If you do get into the bay area then check out my blog (in my sig) I did a quick rundown of all the shops I visited over there.


----------



## Andy__C (Nov 4, 2015)

Cheers Xpenno , not just a good blog on the San Fran coffee shops but a great blog in general, I've enjoyed reading quite a few entries this evening.

I've bookmarked the SF post and I'll be coming back to it armed with googlemaps to see where is on my route.


----------



## Xpenno (Nov 12, 2012)

Andy__C said:


> Cheers Xpenno , not just a good blog on the San Fran coffee shops but a great blog in general, I've enjoyed reading quite a few entries this evening.
> 
> I've bookmarked the SF post and I'll be coming back to it armed with googlemaps to see where is on my route.


Glad to be of service


----------



## Flibster (Aug 15, 2010)

We stumbled across Flywheel when we were over there in September. It started drizzling and we were planning on going into Golden Gate Park. Decided to have a coffee instead and was extremely impressed.
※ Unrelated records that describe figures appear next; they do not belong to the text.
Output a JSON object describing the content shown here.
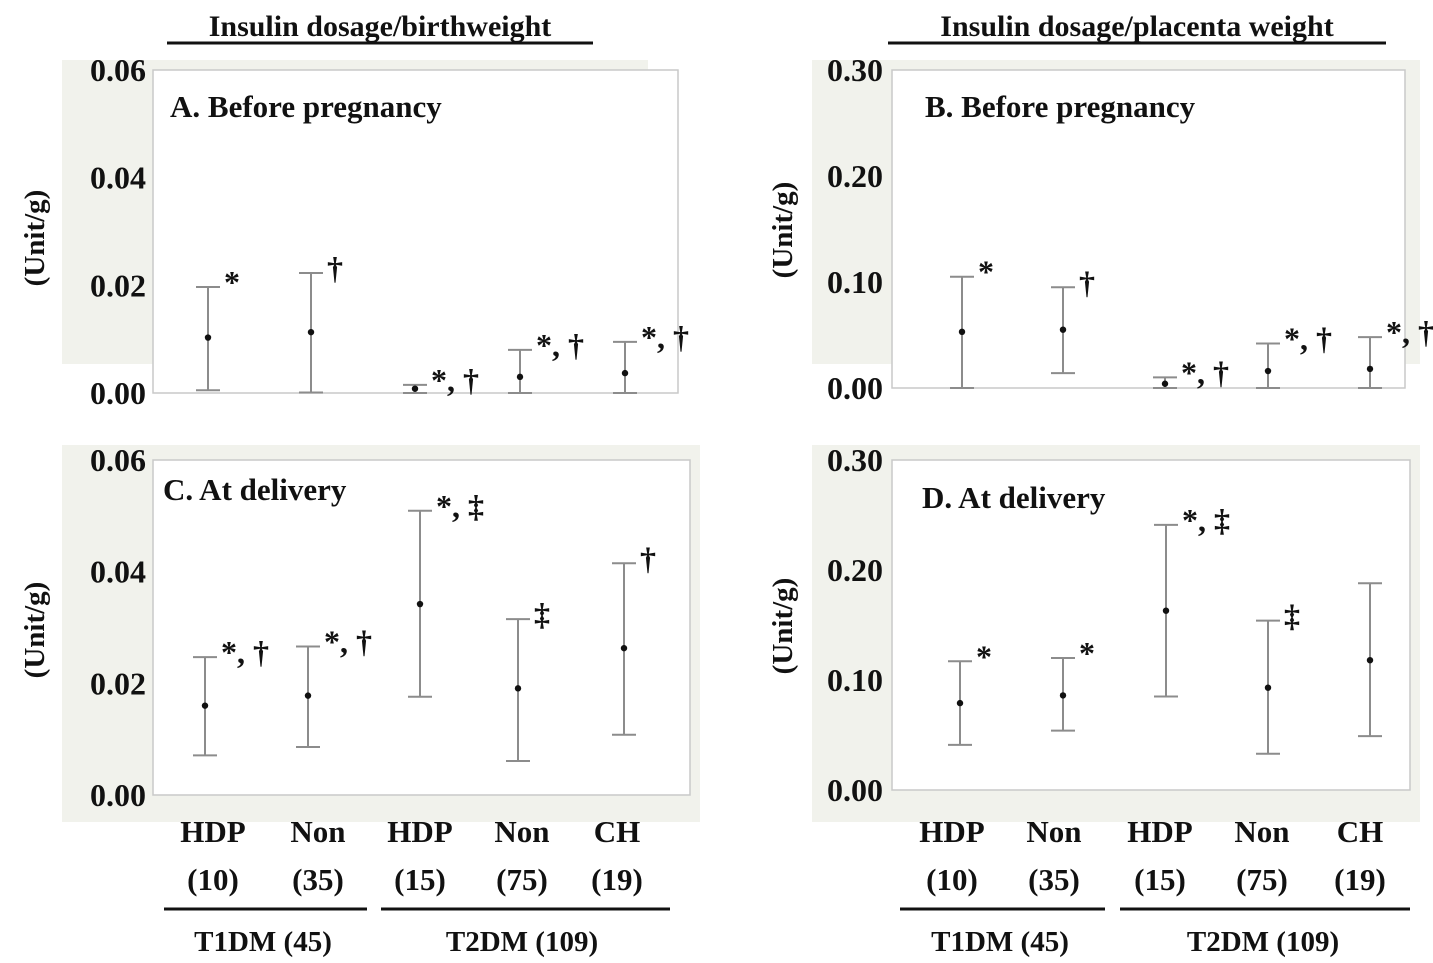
{
  "column_titles": [
    "Insulin dosage/birthweight",
    "Insulin dosage/placenta weight"
  ],
  "categories": [
    {
      "name": "HDP",
      "n": "(10)"
    },
    {
      "name": "Non",
      "n": "(35)"
    },
    {
      "name": "HDP",
      "n": "(15)"
    },
    {
      "name": "Non",
      "n": "(75)"
    },
    {
      "name": "CH",
      "n": "(19)"
    }
  ],
  "groups": [
    {
      "label": "T1DM (45)",
      "span": [
        0,
        1
      ]
    },
    {
      "label": "T2DM (109)",
      "span": [
        2,
        4
      ]
    }
  ],
  "colors": {
    "panel_bg": "#f1f2ec",
    "plot_bg": "#ffffff",
    "bars": "#8c8c8c",
    "text": "#111111"
  },
  "chart_data": [
    {
      "type": "scatter",
      "title": "A. Before pregnancy",
      "ylabel": "(Unit/g)",
      "ylim": [
        0,
        0.06
      ],
      "yticks": [
        "0.00",
        "0.02",
        "0.04",
        "0.06"
      ],
      "yticks_values": [
        0,
        0.02,
        0.04,
        0.06
      ],
      "categories": [
        "HDP (10)",
        "Non (35)",
        "HDP (15)",
        "Non (75)",
        "CH (19)"
      ],
      "series": [
        {
          "median": [
            0.0103,
            0.0113,
            0.0008,
            0.003,
            0.0037
          ],
          "lower": [
            0.0005,
            0.0001,
            0.0,
            0.0,
            0.0
          ],
          "upper": [
            0.0197,
            0.0223,
            0.0015,
            0.008,
            0.0095
          ]
        }
      ],
      "significance": [
        "*",
        "†",
        "*, †",
        "*, †",
        "*, †"
      ]
    },
    {
      "type": "scatter",
      "title": "B. Before pregnancy",
      "ylabel": "(Unit/g)",
      "ylim": [
        0,
        0.3
      ],
      "yticks": [
        "0.00",
        "0.10",
        "0.20",
        "0.30"
      ],
      "yticks_values": [
        0,
        0.1,
        0.2,
        0.3
      ],
      "categories": [
        "HDP (10)",
        "Non (35)",
        "HDP (15)",
        "Non (75)",
        "CH (19)"
      ],
      "series": [
        {
          "median": [
            0.053,
            0.055,
            0.004,
            0.016,
            0.018
          ],
          "lower": [
            0.0,
            0.014,
            0.0,
            0.0,
            0.0
          ],
          "upper": [
            0.105,
            0.095,
            0.01,
            0.042,
            0.048
          ]
        }
      ],
      "significance": [
        "*",
        "†",
        "*, †",
        "*, †",
        "*, †"
      ]
    },
    {
      "type": "scatter",
      "title": "C. At delivery",
      "ylabel": "(Unit/g)",
      "ylim": [
        0,
        0.06
      ],
      "yticks": [
        "0.00",
        "0.02",
        "0.04",
        "0.06"
      ],
      "yticks_values": [
        0,
        0.02,
        0.04,
        0.06
      ],
      "categories": [
        "HDP (10)",
        "Non (35)",
        "HDP (15)",
        "Non (75)",
        "CH (19)"
      ],
      "series": [
        {
          "median": [
            0.016,
            0.0178,
            0.0342,
            0.0191,
            0.0263
          ],
          "lower": [
            0.0071,
            0.0086,
            0.0176,
            0.0061,
            0.0108
          ],
          "upper": [
            0.0247,
            0.0266,
            0.0509,
            0.0315,
            0.0415
          ]
        }
      ],
      "significance": [
        "*, †",
        "*, †",
        "*, ‡",
        "‡",
        "†"
      ]
    },
    {
      "type": "scatter",
      "title": "D. At delivery",
      "ylabel": "(Unit/g)",
      "ylim": [
        0,
        0.3
      ],
      "yticks": [
        "0.00",
        "0.10",
        "0.20",
        "0.30"
      ],
      "yticks_values": [
        0,
        0.1,
        0.2,
        0.3
      ],
      "categories": [
        "HDP (10)",
        "Non (35)",
        "HDP (15)",
        "Non (75)",
        "CH (19)"
      ],
      "series": [
        {
          "median": [
            0.079,
            0.086,
            0.163,
            0.093,
            0.118
          ],
          "lower": [
            0.041,
            0.054,
            0.085,
            0.033,
            0.049
          ],
          "upper": [
            0.117,
            0.12,
            0.241,
            0.154,
            0.188
          ]
        }
      ],
      "significance": [
        "*",
        "*",
        "*, ‡",
        "‡",
        ""
      ]
    }
  ]
}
Ladies behind the bar were fun too. It was later in the afternoon so they weren't that busy and we had a nice chat about the coffee scene in San Fran and their frankly huge cold brewers.

Can also recommend Four Barrel, Sightglass and my personal favourite, Ritual. Blue Bottle is ok, but I found the coffee to be too darkly roasted for me.


----------